Having made their way across the bleak grey roof on a scaffold walkway and wiped their feet on the welcome mat outside the front door, visitors are given a short safety briefing before being left to their own devices.
Inside, the boat is unexpectedly large and while far from seaworthy, everything from its timber-lined walls down to the tidal tables and log book help give it an authentic feel.
Through a porthole in the bathroom, visitors can look out over the London Eye as they brush their teeth, while a corresponding window on the opposite side of the boat gives occupants a clear view of the Shard skyscraper from the shower.
A screen separates a small kitchen area from the spacious bedroom-cum-lounge beyond, where visitors can sit on a semi-circular window seat and take in the world below using the binoculars provided or browse one of the many books on London’s history dotted around the cabin.
From a hatch in the ceiling, a pulldown ladder provides access to an octagonal library room above. A door off the library takes visitors out on to a large balcony overlooking the Thames where Big Ben’s hourly chimes can be heard over the sound of trains chugging across the bridge into Charing Cross station.
HEART OF DARKNESS
The project is Living Architecture’s fifth, and most temporary, creation since it was set up in 2007.
It follows an increasingly popular trend for temporary alternative uses of spaces, which has seen everything from pop-up shops and restaurants to cinemas and museums open in a location for a period of days or months before moving elsewhere.
After months spent researching the best location along the river to site it, Living Architecture and arts organisation Artangel ran a competition to design the structure.

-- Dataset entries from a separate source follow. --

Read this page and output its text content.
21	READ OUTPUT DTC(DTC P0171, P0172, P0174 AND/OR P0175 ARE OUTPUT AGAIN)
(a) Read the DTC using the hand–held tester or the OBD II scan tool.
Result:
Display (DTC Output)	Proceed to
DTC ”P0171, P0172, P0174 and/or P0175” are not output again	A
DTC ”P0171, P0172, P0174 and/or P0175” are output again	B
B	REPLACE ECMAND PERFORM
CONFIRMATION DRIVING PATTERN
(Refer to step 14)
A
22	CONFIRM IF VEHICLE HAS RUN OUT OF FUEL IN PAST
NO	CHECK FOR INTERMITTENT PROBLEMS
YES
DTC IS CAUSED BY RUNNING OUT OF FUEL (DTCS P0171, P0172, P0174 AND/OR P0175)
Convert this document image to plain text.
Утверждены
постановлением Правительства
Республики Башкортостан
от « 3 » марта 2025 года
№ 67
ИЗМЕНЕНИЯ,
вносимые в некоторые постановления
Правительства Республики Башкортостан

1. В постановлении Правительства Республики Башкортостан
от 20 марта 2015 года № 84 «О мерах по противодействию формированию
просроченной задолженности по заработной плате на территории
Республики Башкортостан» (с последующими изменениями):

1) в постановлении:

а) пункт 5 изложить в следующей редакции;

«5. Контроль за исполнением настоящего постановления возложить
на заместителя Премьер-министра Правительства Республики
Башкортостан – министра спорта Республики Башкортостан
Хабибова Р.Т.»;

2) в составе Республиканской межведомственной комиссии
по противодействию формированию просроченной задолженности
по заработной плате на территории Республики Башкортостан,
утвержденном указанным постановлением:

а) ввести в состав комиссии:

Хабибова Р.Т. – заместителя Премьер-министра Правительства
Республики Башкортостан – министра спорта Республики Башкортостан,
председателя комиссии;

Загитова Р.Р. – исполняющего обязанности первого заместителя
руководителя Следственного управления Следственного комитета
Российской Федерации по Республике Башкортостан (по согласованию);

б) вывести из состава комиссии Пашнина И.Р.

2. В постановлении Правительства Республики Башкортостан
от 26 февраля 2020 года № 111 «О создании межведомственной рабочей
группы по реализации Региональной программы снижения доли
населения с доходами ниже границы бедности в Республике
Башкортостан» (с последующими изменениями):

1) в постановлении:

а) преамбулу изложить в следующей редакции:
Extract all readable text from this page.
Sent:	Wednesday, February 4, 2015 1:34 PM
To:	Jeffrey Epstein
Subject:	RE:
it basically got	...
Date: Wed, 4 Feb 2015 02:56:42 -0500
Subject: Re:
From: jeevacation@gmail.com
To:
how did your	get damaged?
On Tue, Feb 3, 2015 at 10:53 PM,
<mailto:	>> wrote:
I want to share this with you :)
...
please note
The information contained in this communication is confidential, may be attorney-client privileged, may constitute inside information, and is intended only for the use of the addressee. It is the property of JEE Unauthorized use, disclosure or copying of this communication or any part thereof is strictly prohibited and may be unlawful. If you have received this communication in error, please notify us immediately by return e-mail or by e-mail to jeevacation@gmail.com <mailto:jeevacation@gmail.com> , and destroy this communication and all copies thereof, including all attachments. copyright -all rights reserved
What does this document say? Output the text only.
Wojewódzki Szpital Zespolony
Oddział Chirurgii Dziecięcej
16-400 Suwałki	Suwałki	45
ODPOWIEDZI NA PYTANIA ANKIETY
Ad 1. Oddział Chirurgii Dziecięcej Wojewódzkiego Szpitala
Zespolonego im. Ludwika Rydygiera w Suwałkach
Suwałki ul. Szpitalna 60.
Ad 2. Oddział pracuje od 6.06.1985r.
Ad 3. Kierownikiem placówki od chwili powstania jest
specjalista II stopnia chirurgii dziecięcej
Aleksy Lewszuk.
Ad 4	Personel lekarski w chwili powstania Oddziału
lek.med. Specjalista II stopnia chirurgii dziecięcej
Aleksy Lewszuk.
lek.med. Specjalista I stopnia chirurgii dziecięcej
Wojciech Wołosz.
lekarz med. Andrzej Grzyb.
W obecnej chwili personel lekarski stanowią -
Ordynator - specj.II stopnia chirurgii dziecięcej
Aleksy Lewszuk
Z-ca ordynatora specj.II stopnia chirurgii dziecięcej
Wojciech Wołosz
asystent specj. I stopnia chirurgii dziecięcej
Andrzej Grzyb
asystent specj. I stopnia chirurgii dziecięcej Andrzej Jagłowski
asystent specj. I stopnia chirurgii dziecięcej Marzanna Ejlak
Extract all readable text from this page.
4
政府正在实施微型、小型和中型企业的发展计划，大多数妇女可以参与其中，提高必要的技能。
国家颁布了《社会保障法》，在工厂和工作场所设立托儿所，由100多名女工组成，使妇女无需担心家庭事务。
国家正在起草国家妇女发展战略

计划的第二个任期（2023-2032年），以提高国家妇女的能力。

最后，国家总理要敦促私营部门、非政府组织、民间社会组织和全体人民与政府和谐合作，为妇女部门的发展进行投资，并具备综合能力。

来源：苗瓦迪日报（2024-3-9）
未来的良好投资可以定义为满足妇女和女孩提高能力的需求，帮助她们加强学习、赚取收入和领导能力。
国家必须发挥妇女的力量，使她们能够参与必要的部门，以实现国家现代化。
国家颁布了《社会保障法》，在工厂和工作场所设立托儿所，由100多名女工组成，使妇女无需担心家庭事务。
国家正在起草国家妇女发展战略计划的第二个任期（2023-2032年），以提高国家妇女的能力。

They received more than 500 ideas from around the world, including a semi-translucent moon-like sphere which lit up at night.
"There were lots of different shapes, boxes, towers, things that hung over the edge of the roof," Robinson said.
The winning entry, designed by David Kohn Architects and artist Fiona Banner, was inspired by the Roi des Belges, a riverboat captained by Polish author Joseph Conrad in the Congo — a journey later echoed in his book "Heart of Darkness".
"We chose it because of the narrative … and the connection with literature and art," said Robinson.
The boat, which took a year to develop and build, is in place for the whole of 2012, with the last week of every month set aside for an arts programme of writings, readings and live music created in A Room for London and produced by Artangel.
While the whole project cost more than half a million pounds, the room comes with a reasonable price tag as Living Architecture charges visitors to its creations only what is needed to cover the running costs, meeting capital costs from philanthropic donations.
At around 150 pounds for two people for a night it is a fraction of the cost of a room with a similar view in the luxurious Savoy hotel opposite.
"We wanted to be accessible ultimately, it wasn’t seen to be exclusive, that is the last thing we wanted," said Robinson, adding that the majority of visitors so far have been London based. "It seemed to capture Londoners’ imagination."
But having sold out within minutes, others keen to set sail in the Roi des Belges will have to await its next location.
"It could go anywhere now. It could go on to a another building or in the middle of a field," said Robinson. "It is dismountable so we will pick it up put it on the back of a truck and take it somewhere else."